How about this for an evaluation: Have this (trained-on-older-corpus) LLM propose experiments. We "play the role of nature" and inform it of the results of the experiments. It can then try to deduce the natural laws.

If we did this (to a good enough level of detail), would it be able to derive relativity? How large of an AI model would it have to be to successfully derive relativity (if it only had access to everything published up to 1904)?

  • SirHumphrey 5 hours ago

    I don't know if any dataset of pre 1904 writing would be large enough to train a model that would be smart enough. I suspect that current sized SOTA models would at least get to special relativity, but for general relativity and quantum mechanics I am less sure.

samuelson 20 hours ago

Preface: Most of my understand of how LLMs actually work comes from 3blue1brown's videos, so I could easily be wrong here.

I mostly agree with you, especially about distrusting the self-interested hype beasts.

While I don't think the models are actually "intelligent", I also wonder if there are insights to be gained by looking at how concepts get encoded by the models. It's not really that the models will add something "new", but more that there might be connections between things that we haven't noticed, especially because academic disciplines are so insular these days.

mlinksva 20 hours ago

Do you have a pointer to where LeCun spoke about it? I noticed last October that Dwarkesh mentioned the idea off handedly on his podcast (prompting me to write up https://manifold.markets/MikeLinksvayer/llm-trained-on-data-...) but I wonder if this idea has been around for much longer, or is just so obvious that lots of people are independently coming up with it (parent to this comment being yet another)?

djwide 14 hours ago

What do they (or you) have to say about the Lee Sedol AlphaGo move 78. It seems like that was "new knowledge." Are games just iterable and the real world idea space not? I am playing with these ideas a little.

  • metalliqaz 14 hours ago

    AlphaGo is not an LLM

    • drdeca 13 hours ago

      And?

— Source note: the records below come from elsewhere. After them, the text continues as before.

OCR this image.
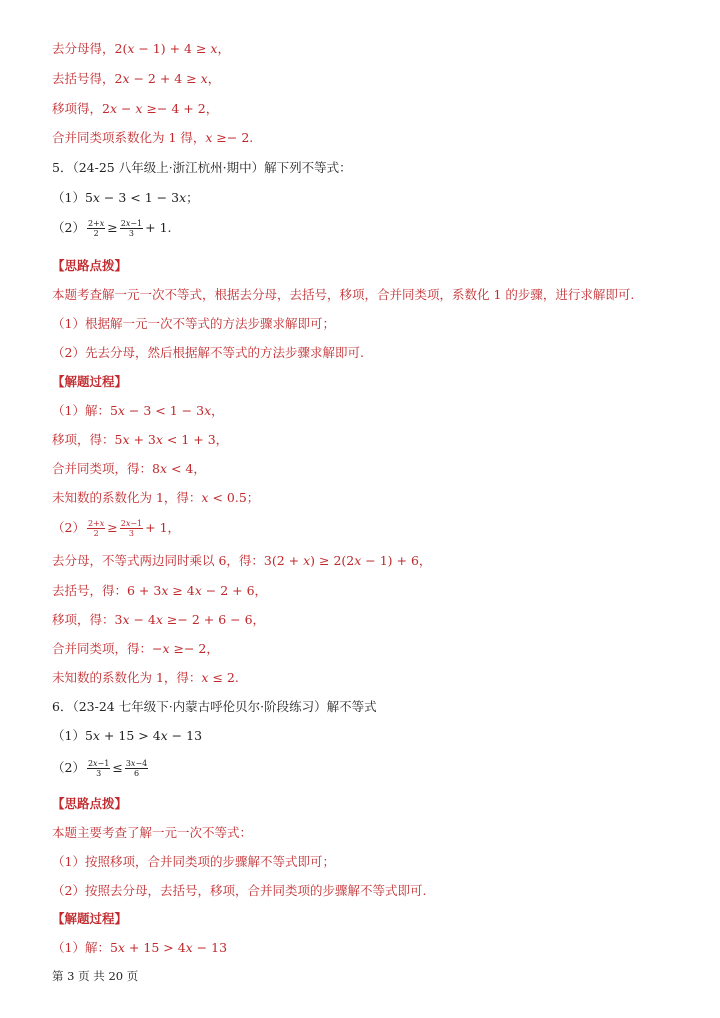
去分母得，2(𝑥 − 1) + 4 ≥ 𝑥，
去括号得，2𝑥 − 2 + 4 ≥ 𝑥，
移项得，2𝑥 − 𝑥 ≥− 4 + 2，
合并同类项系数化为 1 得，𝑥 ≥− 2.
5．（24-25 八年级上·浙江杭州·期中）解下列不等式：
（1）5𝑥 − 3 < 1 − 3𝑥；
$(2) \frac{\text{2+𝑥}}{2} \ge \frac{\text{2𝑥−1}}{3} + 1$.
【思路点拨】
本题考查解一元一次不等式，根据去分母，去括号，移项，合并同类项，系数化 1 的步骤，进行求解即可.
（1）根据解一元一次不等式的方法步骤求解即可；
（2）先去分母，然后根据解不等式的方法步骤求解即可.
【解题过程】
（1）解：5𝑥 − 3 < 1 − 3𝑥，
移项，得：5𝑥 + 3𝑥 < 1 + 3，
合并同类项，得：8𝑥 < 4，
未知数的系数化为 1，得：𝑥 < 0.5；
$(2) \frac{\text{2+𝑥}}{2} \ge \frac{\text{2𝑥−1}}{3} + 1$，
去分母，不等式两边同时乘以 6，得：3(2 + 𝑥) ≥ 2(2𝑥 − 1) + 6，
去括号，得：6 + 3𝑥 ≥ 4𝑥 − 2 + 6，
移项，得：3𝑥 − 4𝑥 ≥− 2 + 6 − 6，
合并同类项，得：−𝑥 ≥− 2，
未知数的系数化为 1，得：𝑥 ≤ 2.
6．（23-24 七年级下·内蒙古呼伦贝尔·阶段练习）解不等式
（1）5𝑥 + 15 > 4𝑥 − 13
$(2) \frac{\text{2𝑥−1}}{3} \le \frac{\text{3𝑥−4}}{6}$
【思路点拨】
本题主要考查了解一元一次不等式：
（1）按照移项，合并同类项的步骤解不等式即可；
（2）按照去分母，去括号，移项，合并同类项的步骤解不等式即可.
【解题过程】
（1）解：5𝑥 + 15 > 4𝑥 − 13
第 3 页 共 20 页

Do the arguments differ for LLM vs the other models?

      I guess the arguments sometimes mention languages. But I feel like the core of the arguments are pretty much the same regardless?

      • metalliqaz 2 hours ago

        The discussion is about training an LLM on old text and then asking it about new concepts.

catigula a day ago

This is definitely wrong, most AI researchers DO NOT agree with LeCun.

Most ML researchers think AGI is imminent.

  • kingstnap 21 hours ago

    Where do you get your majority from?

    I don't think there is any level of broad agreement right now. There are tons of random camps none of which I would consider to be broadly dominating.

  • rafram 20 hours ago

    The ones being paid a million dollars a year by OpenAI to say stuff like that, maybe.

  • johnsmith1840 20 hours ago

    The guy who built chatgpt literally said we're 20 years away?

    Not sure how to interpret that as almost imminent.

    • nottorp 19 hours ago

      > The guy who built chatgpt literally said we're 20 years away?

      20 years away in 2026, still 20 years away in 2027, etc etc.

      Whatever Altman's hyping, that's the translation.

  • goatlover 20 hours ago

    Do you have poll of ML researchers that shows this?

  • Alex2037 21 hours ago

    their employment and business opportunities depend on the hype, so they will continue to 'think' that (on xitter) despite the current SOTA of transformers-based models being <100% smarter than >3 year old GPT4, and no revolutionary new architecture in sight.

    • catigula 20 hours ago

      You're going to be in for a very rude awakening.

  • paodealho 20 hours ago

    Well, can you point us to their research then? Please.